Essa si distinse inizialmente per una furiosa campagna di stampa che coinvolse Piero Piccioni, figlio del vicesegretario nazionale Attilio, protagonista del caso Montesi. In seguito collaborò con i centristi dorotei per scalzare Amintore Fanfani, costringendolo alle dimissioni dalla Presidenza del consiglio e dalla segreteria del partito.

La corrente era priva di radicamento territoriale al di fuori della sua principale zona d'influenza nel Lazio (dove si valeva di proconsoli territoriali come Franco Evangelisti prima e Vittorio Sbardella dopo, oltre che di "specialisti" nelle varie istituzioni come il magistrato di Cassazione Claudio Vitalone e il cardinale di Curia Fiorenzo Angelini), che si alleava periodicamente con correnti espresse da altre realtà territoriali: da ultimo, negli anni ottanta, furono organici ad essa quelle napoletane di Enzo Scotti e Paolo Cirino Pomicino, quella bresciana di Giovanni Prandini, quella milanese di Luigi Baruffi, quella emiliano-romagnola di Nino Cristofori, quella Toscana di Tommaso Bisagno, quella piemontese di Silvio Lega, quella calabrese di Camelo Pujia. Al di là delle espressioni geografiche, un lungo tratto di cammino insieme compirono anche le frange politiche di Comunione e Liberazione, pur mantenendo un ampio margine di autonomia.

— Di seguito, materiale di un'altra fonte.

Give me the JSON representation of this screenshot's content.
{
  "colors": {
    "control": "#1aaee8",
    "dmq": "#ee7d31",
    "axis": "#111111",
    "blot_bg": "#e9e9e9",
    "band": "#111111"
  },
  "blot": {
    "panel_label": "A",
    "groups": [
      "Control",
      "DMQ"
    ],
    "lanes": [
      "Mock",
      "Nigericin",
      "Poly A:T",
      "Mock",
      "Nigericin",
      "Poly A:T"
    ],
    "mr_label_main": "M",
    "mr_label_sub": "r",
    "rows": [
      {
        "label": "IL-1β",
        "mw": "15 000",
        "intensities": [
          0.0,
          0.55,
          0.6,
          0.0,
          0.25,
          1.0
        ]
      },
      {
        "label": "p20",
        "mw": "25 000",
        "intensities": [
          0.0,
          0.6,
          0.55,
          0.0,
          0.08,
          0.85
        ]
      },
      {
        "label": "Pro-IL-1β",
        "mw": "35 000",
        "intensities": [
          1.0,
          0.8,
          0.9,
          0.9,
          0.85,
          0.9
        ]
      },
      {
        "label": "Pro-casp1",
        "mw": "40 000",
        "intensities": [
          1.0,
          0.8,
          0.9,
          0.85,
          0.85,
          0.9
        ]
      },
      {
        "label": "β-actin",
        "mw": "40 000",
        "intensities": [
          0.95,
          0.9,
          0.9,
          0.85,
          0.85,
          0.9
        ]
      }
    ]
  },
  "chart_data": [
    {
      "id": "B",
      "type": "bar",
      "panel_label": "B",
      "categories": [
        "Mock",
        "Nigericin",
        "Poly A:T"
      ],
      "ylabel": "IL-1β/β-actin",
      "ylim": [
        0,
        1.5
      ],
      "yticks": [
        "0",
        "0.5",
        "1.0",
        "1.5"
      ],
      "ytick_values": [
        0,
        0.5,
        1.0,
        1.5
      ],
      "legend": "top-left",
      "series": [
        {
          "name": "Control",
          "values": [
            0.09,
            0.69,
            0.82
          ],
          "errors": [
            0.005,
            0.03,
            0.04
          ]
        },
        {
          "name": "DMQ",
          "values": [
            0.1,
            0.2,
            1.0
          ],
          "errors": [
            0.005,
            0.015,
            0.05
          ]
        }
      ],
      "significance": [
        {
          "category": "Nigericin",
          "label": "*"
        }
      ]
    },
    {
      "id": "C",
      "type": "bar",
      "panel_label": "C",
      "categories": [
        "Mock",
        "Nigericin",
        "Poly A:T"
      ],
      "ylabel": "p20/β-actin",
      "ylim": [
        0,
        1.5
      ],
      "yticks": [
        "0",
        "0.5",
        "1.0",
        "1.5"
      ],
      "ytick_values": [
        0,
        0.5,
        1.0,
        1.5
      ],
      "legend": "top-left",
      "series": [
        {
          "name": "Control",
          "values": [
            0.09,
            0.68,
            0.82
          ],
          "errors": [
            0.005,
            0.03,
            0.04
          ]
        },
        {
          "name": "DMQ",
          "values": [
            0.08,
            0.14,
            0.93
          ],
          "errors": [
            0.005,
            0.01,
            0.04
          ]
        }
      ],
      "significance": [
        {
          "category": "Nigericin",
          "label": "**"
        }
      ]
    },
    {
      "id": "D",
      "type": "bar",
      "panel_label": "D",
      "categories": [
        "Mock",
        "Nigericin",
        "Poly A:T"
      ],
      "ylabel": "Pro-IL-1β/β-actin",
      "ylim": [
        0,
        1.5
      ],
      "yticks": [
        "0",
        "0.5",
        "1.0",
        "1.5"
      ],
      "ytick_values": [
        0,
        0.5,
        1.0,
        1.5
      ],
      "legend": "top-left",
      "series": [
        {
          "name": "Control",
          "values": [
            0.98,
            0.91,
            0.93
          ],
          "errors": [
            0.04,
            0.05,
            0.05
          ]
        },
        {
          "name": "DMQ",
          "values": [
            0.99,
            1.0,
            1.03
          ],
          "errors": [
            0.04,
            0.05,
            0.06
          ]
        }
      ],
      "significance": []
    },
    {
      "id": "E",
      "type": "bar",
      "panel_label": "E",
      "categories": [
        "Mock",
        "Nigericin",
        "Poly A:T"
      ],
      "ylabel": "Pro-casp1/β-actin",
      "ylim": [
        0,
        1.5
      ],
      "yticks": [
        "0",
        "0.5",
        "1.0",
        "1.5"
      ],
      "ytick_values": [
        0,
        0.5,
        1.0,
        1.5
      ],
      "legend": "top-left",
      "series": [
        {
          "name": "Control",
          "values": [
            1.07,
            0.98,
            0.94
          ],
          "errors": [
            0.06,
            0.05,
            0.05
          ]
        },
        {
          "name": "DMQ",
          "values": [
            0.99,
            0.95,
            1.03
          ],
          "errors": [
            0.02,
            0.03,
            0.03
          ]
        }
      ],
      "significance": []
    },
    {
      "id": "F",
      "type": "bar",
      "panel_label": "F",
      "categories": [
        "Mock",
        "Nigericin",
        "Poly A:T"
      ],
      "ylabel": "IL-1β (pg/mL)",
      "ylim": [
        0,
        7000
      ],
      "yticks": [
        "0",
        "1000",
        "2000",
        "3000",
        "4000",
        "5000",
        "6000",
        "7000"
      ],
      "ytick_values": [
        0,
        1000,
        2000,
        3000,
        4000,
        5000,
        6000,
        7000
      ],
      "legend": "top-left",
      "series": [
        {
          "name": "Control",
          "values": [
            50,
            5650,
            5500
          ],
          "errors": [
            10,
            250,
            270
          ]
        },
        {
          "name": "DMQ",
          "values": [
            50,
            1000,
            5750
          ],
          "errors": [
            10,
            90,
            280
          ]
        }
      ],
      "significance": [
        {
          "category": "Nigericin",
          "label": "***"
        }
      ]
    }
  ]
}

Nel 1968, a seguito dell'arrivo dei palermitani Salvo Lima, Vito Ciancimino, il catanese Nino Drago e i cugini Ignazio e Nino Salvo, la corrente incomincia a raccogliere consensi anche in Sicilia. Si trattava di "una sorta di curva Sud del partito (...) inizialmente marginale all'interno della Dc", [9]: Franco Evangelisti la battezzò "corrente Primavera", prendendo il nome in prestito dal gergo calcistico, ed in cambio del sostegno offerto ebbe mano libera nel gestire la speculazione edilizia nella Capitale nel successivo ventennio.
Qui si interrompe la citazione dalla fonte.